IMMIGRATION AND NATURALIZATION SERVICE, Respondent.
United States Court of Appeals, Fifth Circuit.
November 7, 2002.
Simon M. Azar-Farr, Azar-Farr & Associates, A Professional Corp., San Antonio, TX, for Petitioner.
Kurt Barrett Larson, David V. Bernal, Thomas Ward Hussey, Director, Linda Susan Wendtland, Norah Ascoli Schwarz, U.S. Dept. of Justice, Civ. Div., Immigration Litigation, John Ashcroft, U.S. Dept. of Justice, Civ. Div.-App. Staff, Washington, DC, Kenneth Pasquerell, U.S. INS, San Antonio, TX, Caryl G. Thompson, U.S. INS, Dist. Directors Office, Attn: Joe A. Aguilar, New Orleans, LA, for Respondent.
Petition for Review of an Order of the Board of the Immigration Appeals.
Before KING, Chief Judge, and JOLLY and HIGGINBOTHAM, Circuit Judges.
PATRICK E. HIGGINBOTHAM, Circuit Judge:
Petitioner, a lawful permanent resident, appeals the decision of the Board of Immigration Appeals upholding the decision of the immigration judge which found him excludable as illegally reentering the United States after a three-day trip to Mexico. It ordered him excluded and deported from the United States. We affirm the Board's decision and in doing so hold that retroactive reach of the IIRIRA amendment of the INA is constitutional.

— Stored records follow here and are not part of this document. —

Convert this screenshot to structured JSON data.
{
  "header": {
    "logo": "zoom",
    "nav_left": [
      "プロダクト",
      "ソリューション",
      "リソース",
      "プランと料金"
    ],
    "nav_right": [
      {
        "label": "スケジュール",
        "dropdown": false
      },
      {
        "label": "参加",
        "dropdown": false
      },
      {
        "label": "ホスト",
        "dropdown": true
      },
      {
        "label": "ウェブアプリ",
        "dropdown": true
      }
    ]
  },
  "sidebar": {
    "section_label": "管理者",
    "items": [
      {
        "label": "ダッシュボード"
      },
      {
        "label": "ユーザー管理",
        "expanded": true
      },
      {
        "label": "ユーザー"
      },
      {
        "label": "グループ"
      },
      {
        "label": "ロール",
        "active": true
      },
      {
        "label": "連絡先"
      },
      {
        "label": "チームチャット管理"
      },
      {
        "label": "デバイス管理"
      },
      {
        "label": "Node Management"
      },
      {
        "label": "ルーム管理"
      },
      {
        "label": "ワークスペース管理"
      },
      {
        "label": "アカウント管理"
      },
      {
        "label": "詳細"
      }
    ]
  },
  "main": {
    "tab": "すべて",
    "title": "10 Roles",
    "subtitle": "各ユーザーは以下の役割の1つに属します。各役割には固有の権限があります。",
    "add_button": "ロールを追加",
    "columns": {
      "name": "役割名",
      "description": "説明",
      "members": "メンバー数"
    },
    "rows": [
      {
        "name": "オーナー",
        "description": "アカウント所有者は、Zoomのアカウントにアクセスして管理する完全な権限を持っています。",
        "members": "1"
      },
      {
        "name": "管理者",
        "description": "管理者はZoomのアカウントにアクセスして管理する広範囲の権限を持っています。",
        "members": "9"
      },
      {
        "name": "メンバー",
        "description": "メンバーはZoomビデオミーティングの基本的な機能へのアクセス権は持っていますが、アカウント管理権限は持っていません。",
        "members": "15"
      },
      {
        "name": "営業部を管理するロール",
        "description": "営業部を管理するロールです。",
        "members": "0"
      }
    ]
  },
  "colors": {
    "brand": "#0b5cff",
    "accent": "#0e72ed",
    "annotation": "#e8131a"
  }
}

Miguel Lopez De Jesus, a citizen of Mexico, married Victoria Palacios, a citizen of the United States, and, on the basis of his marriage, was admitted to the United States as a permanent resident in 1995.

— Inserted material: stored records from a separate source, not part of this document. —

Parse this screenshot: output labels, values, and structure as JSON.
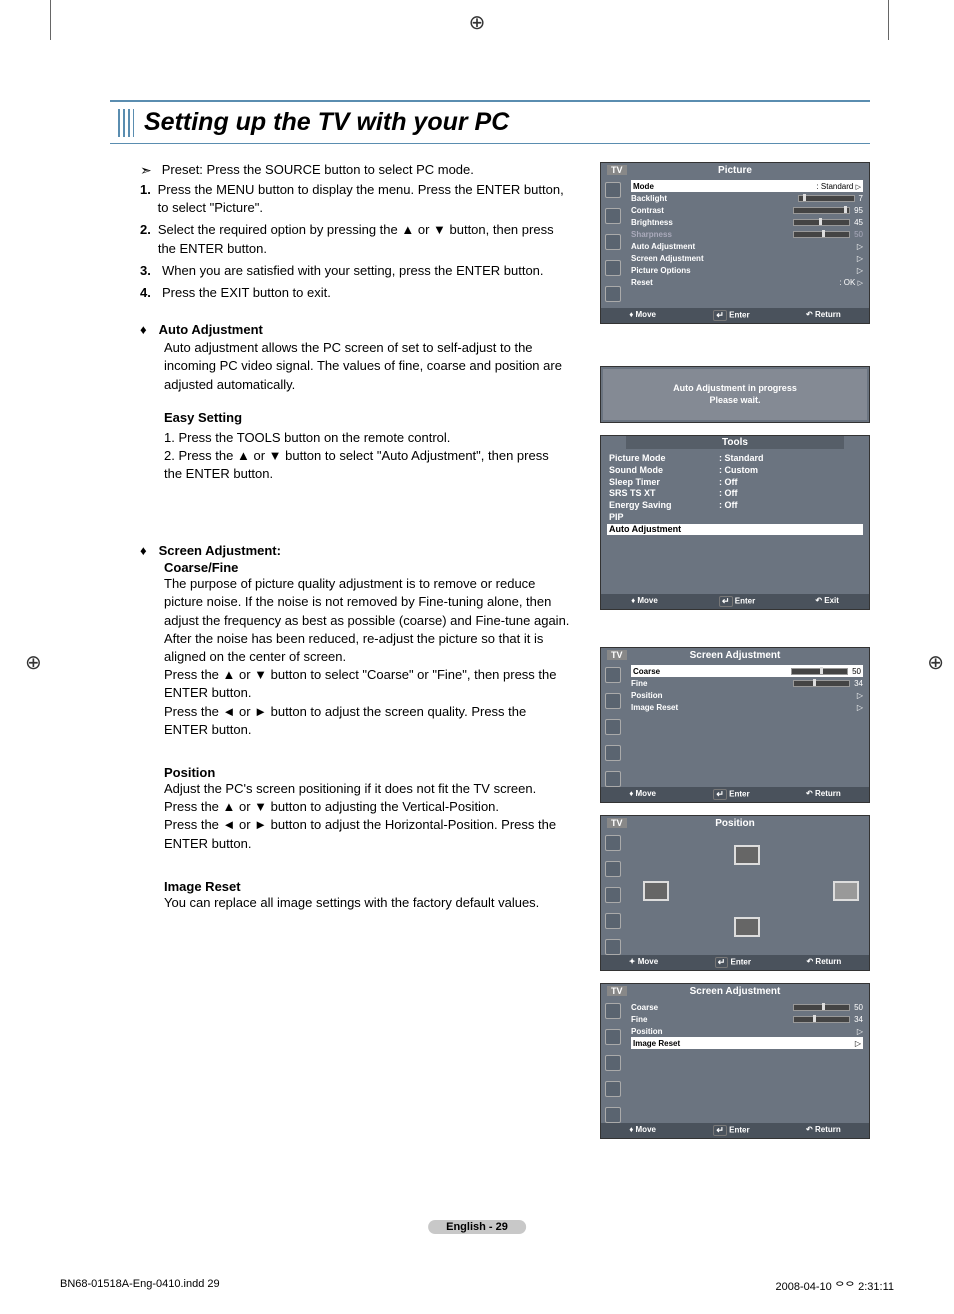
{
  "title": "Setting up the TV with your PC",
  "preset": "Preset: Press the SOURCE button to select PC mode.",
  "steps": {
    "s1": "Press the MENU button to display the menu. Press the ENTER button, to select \"Picture\".",
    "s2": "Select the required option by pressing the ▲ or ▼ button, then press the ENTER button.",
    "s3": "When you are satisfied with your setting, press the ENTER button.",
    "s4": "Press the EXIT button to exit."
  },
  "auto_adj": {
    "head": "Auto Adjustment",
    "body": "Auto adjustment allows the PC screen of set to self-adjust to the incoming PC video signal. The values of fine, coarse and position are adjusted automatically."
  },
  "easy": {
    "head": "Easy Setting",
    "s1": "1. Press the TOOLS button on the remote control.",
    "s2": "2. Press the ▲ or ▼ button to select \"Auto Adjustment\", then press the ENTER button."
  },
  "screen_adj": {
    "head": "Screen Adjustment:",
    "sub": "Coarse/Fine",
    "body": "The purpose of picture quality adjustment is to remove or reduce picture noise. If the noise is not removed by Fine-tuning alone, then adjust the frequency as best as possible (coarse) and Fine-tune again. After the noise has been reduced, re-adjust the picture so that it is aligned on the center of screen.",
    "l1": "Press the ▲ or ▼ button to select \"Coarse\" or \"Fine\", then press the ENTER button.",
    "l2": "Press the ◄ or ► button to adjust the screen quality. Press the ENTER button."
  },
  "position": {
    "head": "Position",
    "body": "Adjust the PC's screen positioning if it does not fit the TV screen.",
    "l1": "Press the ▲ or ▼ button to adjusting the Vertical-Position.",
    "l2": "Press the ◄ or ► button to adjust the Horizontal-Position. Press the ENTER button."
  },
  "img_reset": {
    "head": "Image Reset",
    "body": "You can replace all image settings with the factory default values."
  },
  "osd1": {
    "tv": "TV",
    "title": "Picture",
    "mode": "Mode",
    "mode_v": ": Standard",
    "backlight": "Backlight",
    "backlight_v": "7",
    "contrast": "Contrast",
    "contrast_v": "95",
    "brightness": "Brightness",
    "brightness_v": "45",
    "sharpness": "Sharpness",
    "sharpness_v": "50",
    "auto": "Auto Adjustment",
    "screen": "Screen Adjustment",
    "popt": "Picture Options",
    "reset": "Reset",
    "reset_v": ": OK",
    "move": "Move",
    "enter": "Enter",
    "return": "Return"
  },
  "osd2": {
    "msg1": "Auto Adjustment in progress",
    "msg2": "Please wait.",
    "tools": "Tools",
    "pm": "Picture Mode",
    "pm_v": ": Standard",
    "sm": "Sound Mode",
    "sm_v": ": Custom",
    "st": "Sleep Timer",
    "st_v": ": Off",
    "srs": "SRS TS XT",
    "srs_v": ": Off",
    "es": "Energy Saving",
    "es_v": ": Off",
    "pip": "PIP",
    "auto": "Auto Adjustment",
    "move": "Move",
    "enter": "Enter",
    "exit": "Exit"
  },
  "osd3": {
    "tv": "TV",
    "title": "Screen Adjustment",
    "coarse": "Coarse",
    "coarse_v": "50",
    "fine": "Fine",
    "fine_v": "34",
    "pos": "Position",
    "ir": "Image Reset",
    "move": "Move",
    "enter": "Enter",
    "return": "Return"
  },
  "osd4": {
    "tv": "TV",
    "title": "Position",
    "move": "Move",
    "enter": "Enter",
    "return": "Return"
  },
  "osd5": {
    "tv": "TV",
    "title": "Screen Adjustment",
    "coarse": "Coarse",
    "coarse_v": "50",
    "fine": "Fine",
    "fine_v": "34",
    "pos": "Position",
    "ir": "Image Reset",
    "move": "Move",
    "enter": "Enter",
    "return": "Return"
  },
  "page_num": "English - 29",
  "footer": {
    "file": "BN68-01518A-Eng-0410.indd   29",
    "time": "2008-04-10   ᄋᄋ 2:31:11"
  }
}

On May 27, 1996, the Immigration and Naturalization Service initiated exclusion proceedings against Lopez when he tried to return to the United States after a two to three-day trip to Mexico. The INS charged that Lopez was inadmissible under § 212(a)(6)(E) of the Immigration and Nationality Act,1 because he sought to illegally bring an alien, Sylvia Rubio, into the United States.

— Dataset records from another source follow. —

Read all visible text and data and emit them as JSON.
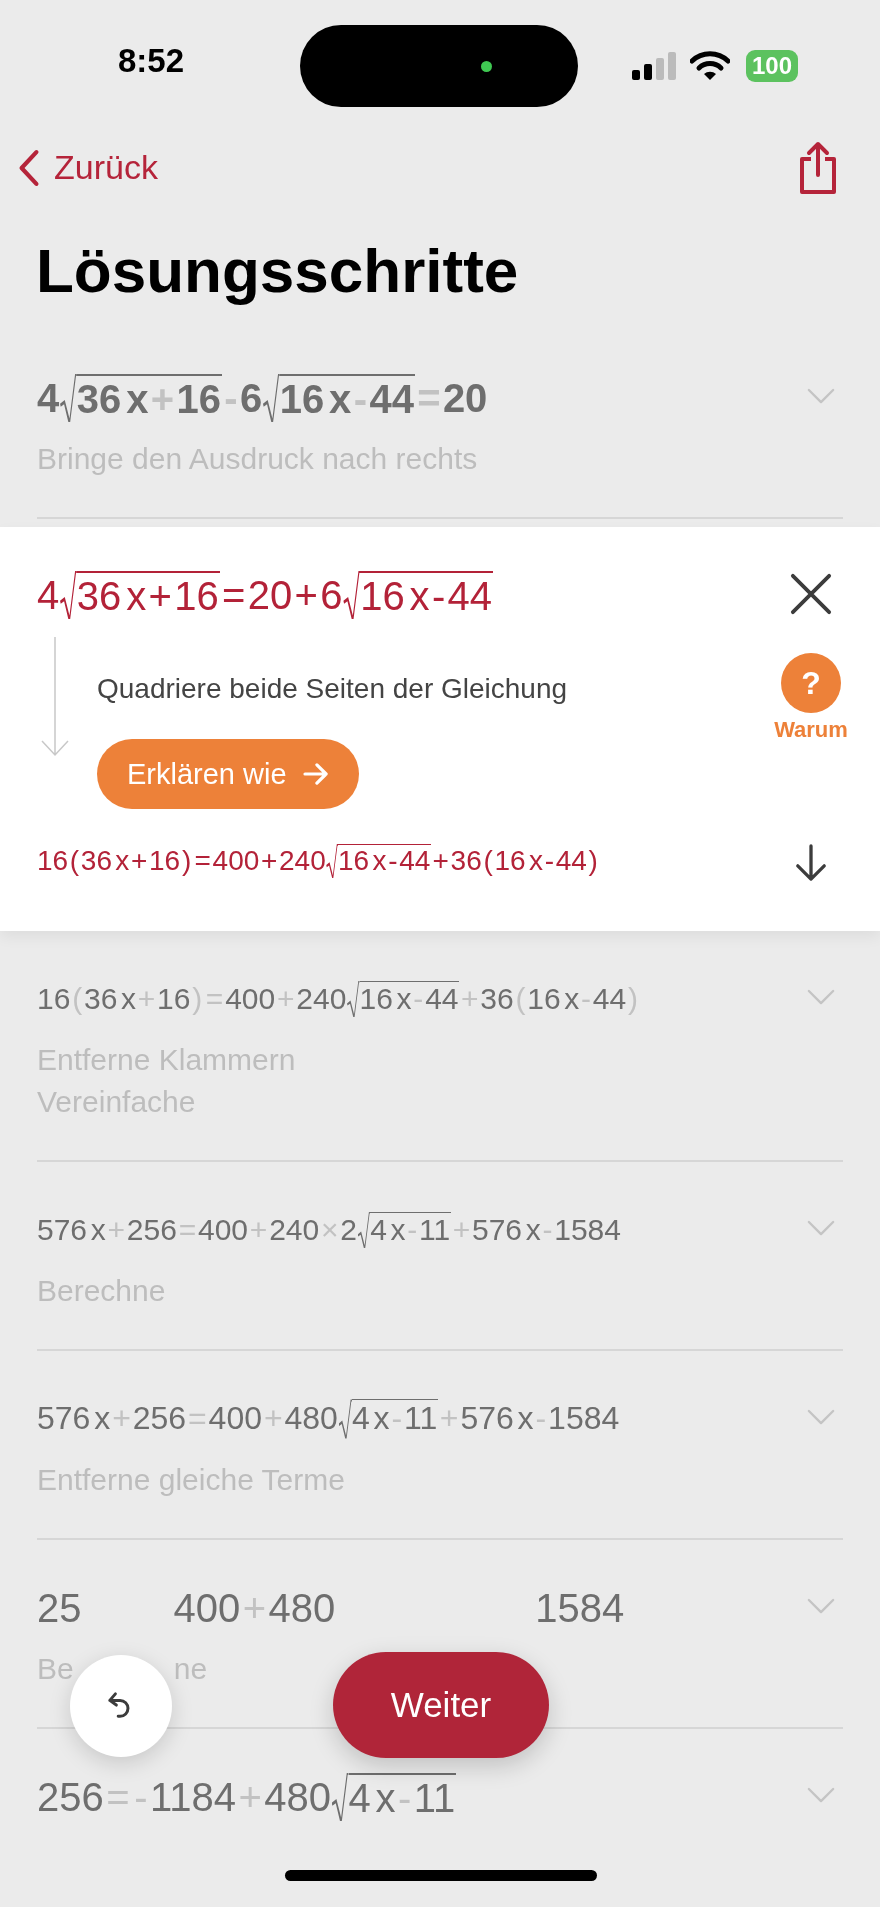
{
  "status_bar": {
    "time": "8:52",
    "battery": "100"
  },
  "nav": {
    "back": "Zurück"
  },
  "title": "Lösungsschritte",
  "steps": [
    {
      "expanded": false,
      "equation": [
        {
          "kind": "t",
          "text": "4"
        },
        {
          "kind": "r",
          "parts": [
            {
              "kind": "t",
              "text": "36"
            },
            {
              "kind": "v",
              "text": "x"
            },
            {
              "kind": "o",
              "text": "+"
            },
            {
              "kind": "t",
              "text": "16"
            }
          ]
        },
        {
          "kind": "o",
          "text": "-"
        },
        {
          "kind": "t",
          "text": "6"
        },
        {
          "kind": "r",
          "parts": [
            {
              "kind": "t",
              "text": "16"
            },
            {
              "kind": "v",
              "text": "x"
            },
            {
              "kind": "o",
              "text": "-"
            },
            {
              "kind": "t",
              "text": "44"
            }
          ]
        },
        {
          "kind": "o",
          "text": "="
        },
        {
          "kind": "t",
          "text": "20"
        }
      ],
      "captions": [
        [
          "Bringe den Ausdruck nach rechts"
        ]
      ]
    },
    {
      "expanded": true,
      "equation": [
        {
          "kind": "t",
          "text": "4"
        },
        {
          "kind": "r",
          "parts": [
            {
              "kind": "t",
              "text": "36"
            },
            {
              "kind": "v",
              "text": "x"
            },
            {
              "kind": "o",
              "text": "+"
            },
            {
              "kind": "t",
              "text": "16"
            }
          ]
        },
        {
          "kind": "o",
          "text": "="
        },
        {
          "kind": "t",
          "text": "20"
        },
        {
          "kind": "o",
          "text": "+"
        },
        {
          "kind": "t",
          "text": "6"
        },
        {
          "kind": "r",
          "parts": [
            {
              "kind": "t",
              "text": "16"
            },
            {
              "kind": "v",
              "text": "x"
            },
            {
              "kind": "o",
              "text": "-"
            },
            {
              "kind": "t",
              "text": "44"
            }
          ]
        }
      ],
      "description": "Quadriere beide Seiten der Gleichung",
      "explain_button": "Erklären wie",
      "why_icon": "?",
      "why_label": "Warum",
      "result": [
        {
          "kind": "t",
          "text": "16"
        },
        {
          "kind": "o",
          "text": "("
        },
        {
          "kind": "t",
          "text": "36"
        },
        {
          "kind": "v",
          "text": "x"
        },
        {
          "kind": "o",
          "text": "+"
        },
        {
          "kind": "t",
          "text": "16"
        },
        {
          "kind": "o",
          "text": ")"
        },
        {
          "kind": "o",
          "text": "="
        },
        {
          "kind": "t",
          "text": "400"
        },
        {
          "kind": "o",
          "text": "+"
        },
        {
          "kind": "t",
          "text": "240"
        },
        {
          "kind": "r",
          "parts": [
            {
              "kind": "t",
              "text": "16"
            },
            {
              "kind": "v",
              "text": "x"
            },
            {
              "kind": "o",
              "text": "-"
            },
            {
              "kind": "t",
              "text": "44"
            }
          ]
        },
        {
          "kind": "o",
          "text": "+"
        },
        {
          "kind": "t",
          "text": "36"
        },
        {
          "kind": "o",
          "text": "("
        },
        {
          "kind": "t",
          "text": "16"
        },
        {
          "kind": "v",
          "text": "x"
        },
        {
          "kind": "o",
          "text": "-"
        },
        {
          "kind": "t",
          "text": "44"
        },
        {
          "kind": "o",
          "text": ")"
        }
      ]
    },
    {
      "expanded": false,
      "equation": [
        {
          "kind": "t",
          "text": "16"
        },
        {
          "kind": "o",
          "text": "("
        },
        {
          "kind": "t",
          "text": "36"
        },
        {
          "kind": "v",
          "text": "x"
        },
        {
          "kind": "o",
          "text": "+"
        },
        {
          "kind": "t",
          "text": "16"
        },
        {
          "kind": "o",
          "text": ")"
        },
        {
          "kind": "o",
          "text": "="
        },
        {
          "kind": "t",
          "text": "400"
        },
        {
          "kind": "o",
          "text": "+"
        },
        {
          "kind": "t",
          "text": "240"
        },
        {
          "kind": "r",
          "parts": [
            {
              "kind": "t",
              "text": "16"
            },
            {
              "kind": "v",
              "text": "x"
            },
            {
              "kind": "o",
              "text": "-"
            },
            {
              "kind": "t",
              "text": "44"
            }
          ]
        },
        {
          "kind": "o",
          "text": "+"
        },
        {
          "kind": "t",
          "text": "36"
        },
        {
          "kind": "o",
          "text": "("
        },
        {
          "kind": "t",
          "text": "16"
        },
        {
          "kind": "v",
          "text": "x"
        },
        {
          "kind": "o",
          "text": "-"
        },
        {
          "kind": "t",
          "text": "44"
        },
        {
          "kind": "o",
          "text": ")"
        }
      ],
      "captions": [
        [
          "Entferne Klammern"
        ],
        [
          "Vereinfache"
        ]
      ]
    },
    {
      "expanded": false,
      "equation": [
        {
          "kind": "t",
          "text": "576"
        },
        {
          "kind": "v",
          "text": "x"
        },
        {
          "kind": "o",
          "text": "+"
        },
        {
          "kind": "t",
          "text": "256"
        },
        {
          "kind": "o",
          "text": "="
        },
        {
          "kind": "t",
          "text": "400"
        },
        {
          "kind": "o",
          "text": "+"
        },
        {
          "kind": "t",
          "text": "240"
        },
        {
          "kind": "o",
          "text": "×"
        },
        {
          "kind": "t",
          "text": "2"
        },
        {
          "kind": "r",
          "parts": [
            {
              "kind": "t",
              "text": "4"
            },
            {
              "kind": "v",
              "text": "x"
            },
            {
              "kind": "o",
              "text": "-"
            },
            {
              "kind": "t",
              "text": "11"
            }
          ]
        },
        {
          "kind": "o",
          "text": "+"
        },
        {
          "kind": "t",
          "text": "576"
        },
        {
          "kind": "v",
          "text": "x"
        },
        {
          "kind": "o",
          "text": "-"
        },
        {
          "kind": "t",
          "text": "1584"
        }
      ],
      "captions": [
        [
          "Berechne"
        ]
      ]
    },
    {
      "expanded": false,
      "equation": [
        {
          "kind": "t",
          "text": "576"
        },
        {
          "kind": "v",
          "text": "x"
        },
        {
          "kind": "o",
          "text": "+"
        },
        {
          "kind": "t",
          "text": "256"
        },
        {
          "kind": "o",
          "text": "="
        },
        {
          "kind": "t",
          "text": "400"
        },
        {
          "kind": "o",
          "text": "+"
        },
        {
          "kind": "t",
          "text": "480"
        },
        {
          "kind": "r",
          "parts": [
            {
              "kind": "t",
              "text": "4"
            },
            {
              "kind": "v",
              "text": "x"
            },
            {
              "kind": "o",
              "text": "-"
            },
            {
              "kind": "t",
              "text": "11"
            }
          ]
        },
        {
          "kind": "o",
          "text": "+"
        },
        {
          "kind": "t",
          "text": "576"
        },
        {
          "kind": "v",
          "text": "x"
        },
        {
          "kind": "o",
          "text": "-"
        },
        {
          "kind": "t",
          "text": "1584"
        }
      ],
      "captions": [
        [
          "Entferne gleiche Terme"
        ]
      ]
    },
    {
      "expanded": false,
      "equation": [
        {
          "kind": "t",
          "text": "25"
        },
        {
          "kind": "gap"
        },
        {
          "kind": "t",
          "text": "400"
        },
        {
          "kind": "o",
          "text": "+"
        },
        {
          "kind": "t",
          "text": "480"
        },
        {
          "kind": "gap"
        },
        {
          "kind": "t",
          "text": "1584"
        }
      ],
      "captions": [
        [
          "Be",
          "ne"
        ]
      ]
    },
    {
      "expanded": false,
      "equation": [
        {
          "kind": "t",
          "text": "256"
        },
        {
          "kind": "o",
          "text": "="
        },
        {
          "kind": "o",
          "text": "-"
        },
        {
          "kind": "t",
          "text": "1184"
        },
        {
          "kind": "o",
          "text": "+"
        },
        {
          "kind": "t",
          "text": "480"
        },
        {
          "kind": "r",
          "parts": [
            {
              "kind": "t",
              "text": "4"
            },
            {
              "kind": "v",
              "text": "x"
            },
            {
              "kind": "o",
              "text": "-"
            },
            {
              "kind": "t",
              "text": "11"
            }
          ]
        }
      ]
    }
  ],
  "next_button": "Weiter"
}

Lopez filed a motion with the immigration judge, arguing that the exclusion proceedings against him should be terminated and that he should instead be placed in deportation proceedings2 because he was a lawful permanent resident of the United States and because his May 1996 departure from the United States was not meaningfully interruptive of his otherwise unrelinquished domicile in the United States. In the alternative, Lopez argued that he should be granted discretionary relief under INA § 212(d)(11),3 which allows the Attorney General to waive inadmissibility when the alien has assisted the alien's spouse in entering the United States unlawfully.
The immigration judge held a hearing to address Lopez's motion. Before taking testimony, the parties stipulated to numerous facts, including the following: Lopez went to Mexico on May 25th or May 26th of 1996 and upon his return to the United States, he was accompanied by Sylvia Rubio; both he and Rubio presented themselves to the immigration inspector for inspection; upon being asked by the inspector, Lopez presented his alien registration card and Rubio handed a driver's license and social security card belonging to a Maria Castenada to Lopez, who then handed the documents to the inspector; Lopez and Rubio were then directed to secondary examination where they were interviewed by immigration inspector Claudio Cruz; Rubio was not a United States citizen and was returned to Mexico; Lopez was placed in exclusion proceedings; Lopez obtained a divorce from Victoria Palacios on June 4, 1996 and at some point thereafter entered into a common law marriage with Rubio. The parties also stipulated to the fact that Lopez knew Rubio was not entitled to enter the United States.
After receiving evidence, the immigration judge denied Lopez's motion to terminate the exclusion proceedings; found Lopez excludable as charged; and found that Lopez was statutorily ineligible for a waiver of inadmissability under INA § 212(d)(11) in light of the amendments contained in the Illegal Immigration and Reform and Immigrant Responsibility Act of 1996. He ordered Lopez excluded and deported from the United States.
On appeal to the BIA, Lopez argued that his trip to Mexico, which was "for the purpose of visiting his family, friends and his wife," did not meaningfully interrupt his presence, and thus, because he was not effecting an entry when he sought to return, he should not be in exclusion proceedings. He argued in the alternative that even if he were excludable, he should be allowed to apply for a discretionary waiver available to those who seek to smuggle members of their immediate family, even though the waiver for after-acquired spouses had been statutorily eliminated by the time he applied for it.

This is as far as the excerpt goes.